Las sesiones plenarias van cayendo hacia el final del mandato con la apariencia de ser un desganado trámite obligado y con el orden del día muy escaso de asuntos de calado. En el celebrado este viernes destacaba el dictamen que proponía la aprobación definitiva de 36 modificaciones en el Plan de las Áreas Históricas (Peahis) y se hizo por unanimidad.
A falta de elementos de debate sobre la política municipal, el bloque de izquierdas que domina el hemiciclo optó por llevar la sesión hacia debates con tintes electorales que tampoco rehuyeron los conservadores ni los liberales, con la Junta de Castilla y León como objetivo.

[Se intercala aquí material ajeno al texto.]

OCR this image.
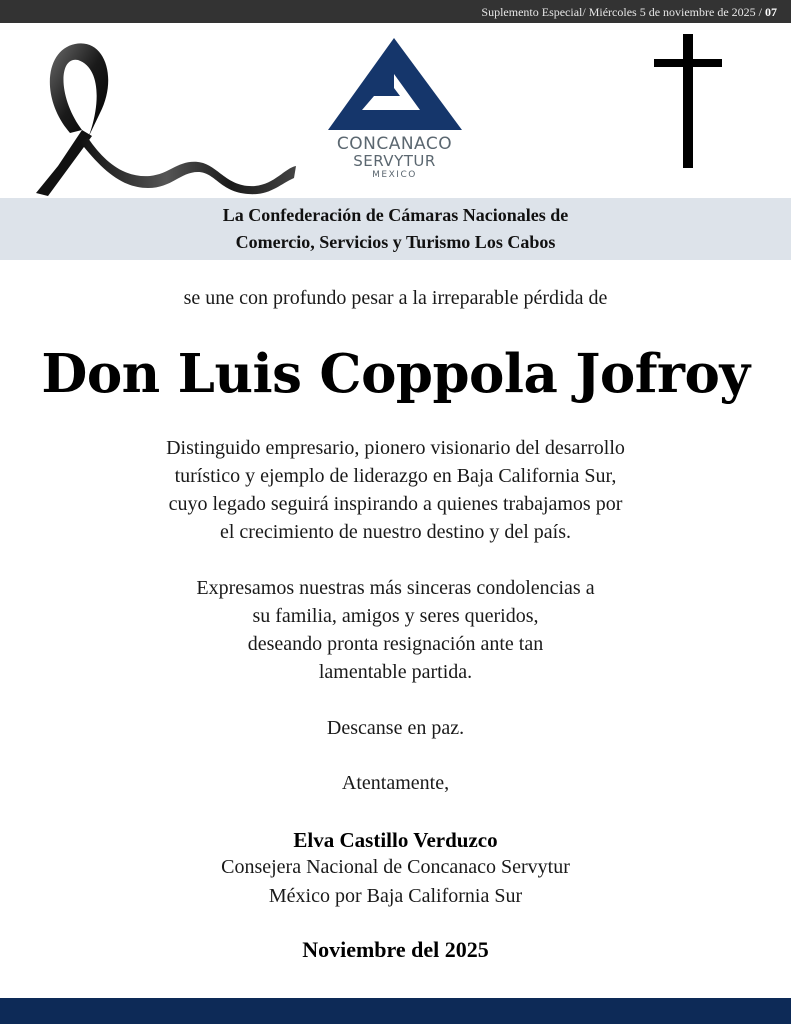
Suplemento Especial/ Miércoles 5 de noviembre de 2025 / 07
CONCANACO
SERVYTUR
MEXICO
La Confederación de Cámaras Nacionales de
Comercio, Servicios y Turismo Los Cabos
se une con profundo pesar a la irreparable pérdida de
Don Luis Coppola Jofroy
Distinguido empresario, pionero visionario del desarrollo
turístico y ejemplo de liderazgo en Baja California Sur,
cuyo legado seguirá inspirando a quienes trabajamos por
el crecimiento de nuestro destino y del país.
Expresamos nuestras más sinceras condolencias a
su familia, amigos y seres queridos,
deseando pronta resignación ante tan
lamentable partida.
Descanse en paz.
Atentamente,
Elva Castillo Verduzco
Consejera Nacional de Concanaco Servytur
México por Baja California Sur
Noviembre del 2025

Aunque la crítica a la Junta se inició nada más comenzar el pleno, cuando se aprobaba subvencionar a Titirimundi con 100.000 euros para la edición de este año que se celebra desde el próximo miércoles, fue en la moción de Podemos, por la que se aprobó, con el voto en contra del PP, que el Ayuntamiento manifestase el apoyo explícito a la manifestación en defensa del sistema público de salud en la que se abrieron las hostilidades.
El portavoz morado, Guillermos San Juan achacó a la “política de abandono” de la Junta la “precarización” del sistema sanitario y la acusó de empujar a los usuarios a la sanidad privada, un argumento compartido por el portavoz de IU, Ángel Galindo, seguro de que “sobran las razones” para manifestarse, mientras el socialista, Ángel Berbel recordaba los compromisos incumplidos y proclamaba cifras como que “11.000 segovianos esperan consulta con algún especialista”. Desde el lado popular, Julio César Santos trataba de subrayar los 4.700 millones que invertirá el Gobierno regional este año en Sanidad o remarcaba que la ampliación del hospital está en tramitación y seguirá adelante: “No se preocupen, no será el Cat”, ironizó.
Más tarde llegó la moción del PSOE para instar a la Junta a aplicar la ley de vivienda y a desarrollar el plan de las Lastras con la que se endureció el discurso de los ediles. El portavoz socialista, Miguel Merino, abrió turno con una salva de quejas por el “abandono” de la Junta en Cultura, Educación, Sanidad y Vivienda, llamando a “cumplir sus competencias en materia de vivienda”.
Los argumentos del bloque de izquierdas volvieron a señalar al Gobierno regional por la ausencia de políticas de vivienda en Segovia y sus consecuencias en forma de encarecimiento de los precios o huida de población a núcleos del alfoz u otros puntos, en lo que consideran una especie de persecución política hacia el Gobierno local por el mero hecho de ser de izquierdas, un argumentario que se negó a comprar el edil de Ciudadanos, David García Foj que se preguntaba por qué ese supuesto veto no se daba en otras capitales con alcalde socialista como Valladolid, Burgos o Soria, o incluso Zamora, gobernada por IU. La moción fue aprobada con el voto en contra del PP y la abstención de Cs.
Galindo pasa la factura a San Juan
En ambiente plenamente electoral y demostrando tener claro que el “enemigo común” es la Junta y el PP, las dos formaciones a la izquierda de la izquierda también quisieron marcarse el terreno mutuamente.Galindo sacó la factura que tenía guardada desde la campaña de las autonómicas para reprochar a San Juan que se negara a participar en la campaña, en la que IU y Podemos fueron juntos— para frenar a Mañueco y le advirtió que “además de las declaraciones también hay que dar ejemplo”, un pinchazo que pilló por sorpresa al Podemita que pidió que el debate se enfocara en la protesta unida en defensa de la Sanidad, aunque el de IU insistió: “usted no estuvo a la altura en ese momento”.
San Juan reaccionó más tarde. Pese a rechazar de plano por “demagógica y populismo del malo” la moción, del PP reclamando la aprobación del presupuesto de 2023 antes de que acabe el mandato, no olvidó espetar a los gobernantes que “el presupuesto es imprescindible y presentarlo es obligación del equipo de Gobierno”. Volvió a la carga cuando se hablaba de vivienda afirmando que “el Ayuntamiento no ha dado un sólo paso” en este sentido y no ha ejecutado casi un millón de euros del que ha dispuesto para política de vivienda. Incluso esperó al turno de ruegos para pedir “que Servicios Sociales [que dirige Ana Peñalosa] aprenda de los errores cometidos en el reparto de ayudas energéticas a las familias”, de las que dice que “sólo el 7 por ciento de las partidas disponibles han llegado a las familias segovianas”.
En el mismo pleno se aprobó por unanimidad la moción de Ciudadanos instando a crear un museo sobre las alcaldesas de Zamarramala.